The cases cited by the appellant have been examined; most of them are considered in the opinion of the General Term, supra, and the others lend no support to his contention, except *536 upon the theory, which we think untenable, that the check was deposited for a specific purpose, and not generally.

The appellant urges that the check was not delivered by Murray as the result of a negotiation or application for its discount or sale, or for a credit, and if we look for such negotiation in the words of the parties only, this must be conceded; but if we take the conduct of the parties during the transaction, it is otherwise. They adopted a mode of intercourse which fulfilled the function of spoken words, and brought about a result as intelligibly as words could have done. Suppose Murray, handing the check to the cashier, said, "buy this," or "give me the money on this," or "discount it for me," and the cashier taking the check, gave back at the same moment its amount, there would then have been the express agreement which the appellant thinks necessary, and no one would doubt that the title to the check and money changed from one to the other, that thereby Murray incurred a contingent liability to the bank as indorser of the check, and that he could again obtain it only by a new bargain.
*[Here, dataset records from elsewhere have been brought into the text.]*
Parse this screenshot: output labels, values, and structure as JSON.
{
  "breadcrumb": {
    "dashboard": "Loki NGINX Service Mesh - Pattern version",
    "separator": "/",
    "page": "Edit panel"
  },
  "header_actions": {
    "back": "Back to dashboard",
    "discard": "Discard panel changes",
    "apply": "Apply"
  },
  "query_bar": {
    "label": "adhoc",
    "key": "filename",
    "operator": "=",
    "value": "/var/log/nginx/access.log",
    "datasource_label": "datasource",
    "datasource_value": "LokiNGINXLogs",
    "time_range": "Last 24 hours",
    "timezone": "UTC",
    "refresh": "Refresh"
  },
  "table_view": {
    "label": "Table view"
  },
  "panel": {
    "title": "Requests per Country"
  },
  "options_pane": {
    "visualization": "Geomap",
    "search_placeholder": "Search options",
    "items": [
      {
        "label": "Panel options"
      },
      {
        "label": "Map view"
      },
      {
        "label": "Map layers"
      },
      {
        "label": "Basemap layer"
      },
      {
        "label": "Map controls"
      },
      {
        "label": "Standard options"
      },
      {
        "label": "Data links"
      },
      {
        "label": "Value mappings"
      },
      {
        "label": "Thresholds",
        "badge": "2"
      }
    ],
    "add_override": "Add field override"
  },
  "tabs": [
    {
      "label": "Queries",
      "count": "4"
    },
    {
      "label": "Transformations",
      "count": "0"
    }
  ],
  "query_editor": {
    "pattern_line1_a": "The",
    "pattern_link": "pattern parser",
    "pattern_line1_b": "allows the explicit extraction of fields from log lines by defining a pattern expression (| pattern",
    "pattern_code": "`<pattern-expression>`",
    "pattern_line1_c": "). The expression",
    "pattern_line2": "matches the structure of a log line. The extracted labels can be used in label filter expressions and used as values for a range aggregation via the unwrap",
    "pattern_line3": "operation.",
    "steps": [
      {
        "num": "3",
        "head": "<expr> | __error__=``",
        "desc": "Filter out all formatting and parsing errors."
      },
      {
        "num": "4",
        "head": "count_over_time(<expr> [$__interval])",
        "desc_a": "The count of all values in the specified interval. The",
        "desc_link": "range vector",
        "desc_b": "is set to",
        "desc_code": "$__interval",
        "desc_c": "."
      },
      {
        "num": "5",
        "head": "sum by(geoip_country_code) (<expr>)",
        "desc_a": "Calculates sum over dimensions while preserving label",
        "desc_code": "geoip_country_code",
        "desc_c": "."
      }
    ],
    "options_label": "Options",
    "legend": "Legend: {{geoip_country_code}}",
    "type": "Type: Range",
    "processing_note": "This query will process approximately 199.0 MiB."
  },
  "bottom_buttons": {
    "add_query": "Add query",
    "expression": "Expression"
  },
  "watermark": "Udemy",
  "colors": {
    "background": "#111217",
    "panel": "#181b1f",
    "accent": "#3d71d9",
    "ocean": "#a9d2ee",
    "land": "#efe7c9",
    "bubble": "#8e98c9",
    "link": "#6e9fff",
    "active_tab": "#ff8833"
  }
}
So if instead of giving the money the cashier had said "yes" to the application of Murray, and Murray had replied, "place it to my credit," or had himself taken the money and deposited it, the result would have been the same. What was actually done by the parties amounted to this. Murray noted the check and its amount, and also another check upon a deposit slip or memorandum in these words:

"Deposited in the Merchants and Mechanics' Bank by Ed. F. Murray, Troy, October 30, 1878.
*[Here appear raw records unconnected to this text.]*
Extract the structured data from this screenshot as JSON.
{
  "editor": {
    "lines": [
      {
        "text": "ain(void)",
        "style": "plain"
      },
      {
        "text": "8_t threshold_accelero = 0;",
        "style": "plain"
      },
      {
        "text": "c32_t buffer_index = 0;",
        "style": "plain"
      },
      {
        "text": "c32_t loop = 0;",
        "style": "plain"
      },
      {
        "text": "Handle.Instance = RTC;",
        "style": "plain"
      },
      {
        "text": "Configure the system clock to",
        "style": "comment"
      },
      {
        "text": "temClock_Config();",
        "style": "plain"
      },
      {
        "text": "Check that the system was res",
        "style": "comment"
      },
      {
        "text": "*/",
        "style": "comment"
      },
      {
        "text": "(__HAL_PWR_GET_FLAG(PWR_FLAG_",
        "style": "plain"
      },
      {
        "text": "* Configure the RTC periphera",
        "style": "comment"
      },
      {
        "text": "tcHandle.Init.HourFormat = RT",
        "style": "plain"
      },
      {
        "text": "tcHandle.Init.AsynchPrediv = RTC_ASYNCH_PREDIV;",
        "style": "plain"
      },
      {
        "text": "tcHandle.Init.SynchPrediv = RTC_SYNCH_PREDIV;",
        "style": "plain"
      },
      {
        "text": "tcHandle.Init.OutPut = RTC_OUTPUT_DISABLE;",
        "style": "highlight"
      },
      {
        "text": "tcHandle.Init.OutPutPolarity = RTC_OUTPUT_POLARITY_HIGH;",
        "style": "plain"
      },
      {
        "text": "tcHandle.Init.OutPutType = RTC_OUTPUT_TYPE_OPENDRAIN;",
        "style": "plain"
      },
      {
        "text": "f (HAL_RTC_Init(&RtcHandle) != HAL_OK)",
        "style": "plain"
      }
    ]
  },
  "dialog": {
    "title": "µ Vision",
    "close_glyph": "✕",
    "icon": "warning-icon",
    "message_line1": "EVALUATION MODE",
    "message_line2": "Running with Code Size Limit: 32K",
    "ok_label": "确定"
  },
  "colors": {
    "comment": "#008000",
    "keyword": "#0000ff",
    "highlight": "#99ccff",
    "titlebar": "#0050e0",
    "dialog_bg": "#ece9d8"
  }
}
Check ................................... $ 305 Check ................................... 9 ______ $ 314" ======

gave it with the checks to the cashier, and he entered the gross amount on the credit side in Murray's book as cash, and returned the book to him. He examined it at that time. The bank thereby charged itself with a debt absolutely due to *537 Murray (Commercial Bk. of Albany v. Hughes, 17 Wend. 94), and he held the promise or obligation of the bank available to himself from that moment.
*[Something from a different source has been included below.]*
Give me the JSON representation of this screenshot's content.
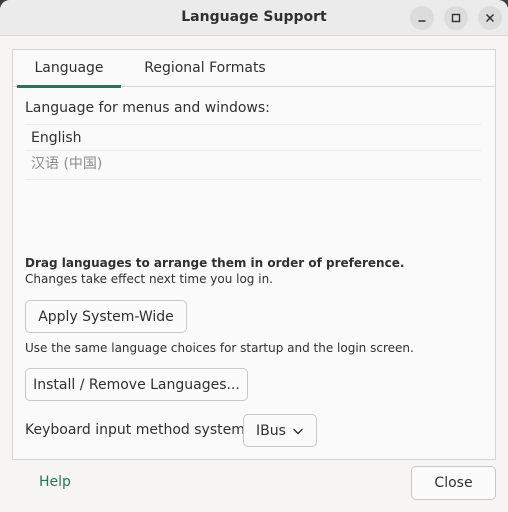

Another point is made by the learned counsel for the appellant. Upon cross-examination of one of the officers of the Troy bank, it appeared that on the 31st day of October, after examination of its affairs, by the bank superintendent, its business was suspended. The witness was then asked whether "before that examination it was known that a state of things existed that would justify an injunction — was it known in the bank that it was insolvent." Upon objection made, the appellant offered to show that it was known to the bank that it was insolvent, and that being rejected, an exception was taken. This is now relied upon. It should not prevail. There is no allegation in the answer that fraud was practiced by the bank upon Murray, or that in receiving the deposit and giving credit to him there was any intent to withhold the sum credited, or that it was done in contemplation of insolvency. Moreover it is plain that the bank continued, after the deposit, debtor to Murray by his own choice, and not by reason of its solicitation or act. He could have drawn the amount the moment credit was given, and, in not doing so, consulted his own pleasure or convenience. Whether such defense, therefore, would, under any circumstances, avail the defendant it is not necessary to inquire. No ground is assigned by the learned counsel upon which any other exception taken for the appellant can be supported, and we discover none.

The judgment should be affirmed.

All concur, except TRACY, J., absent.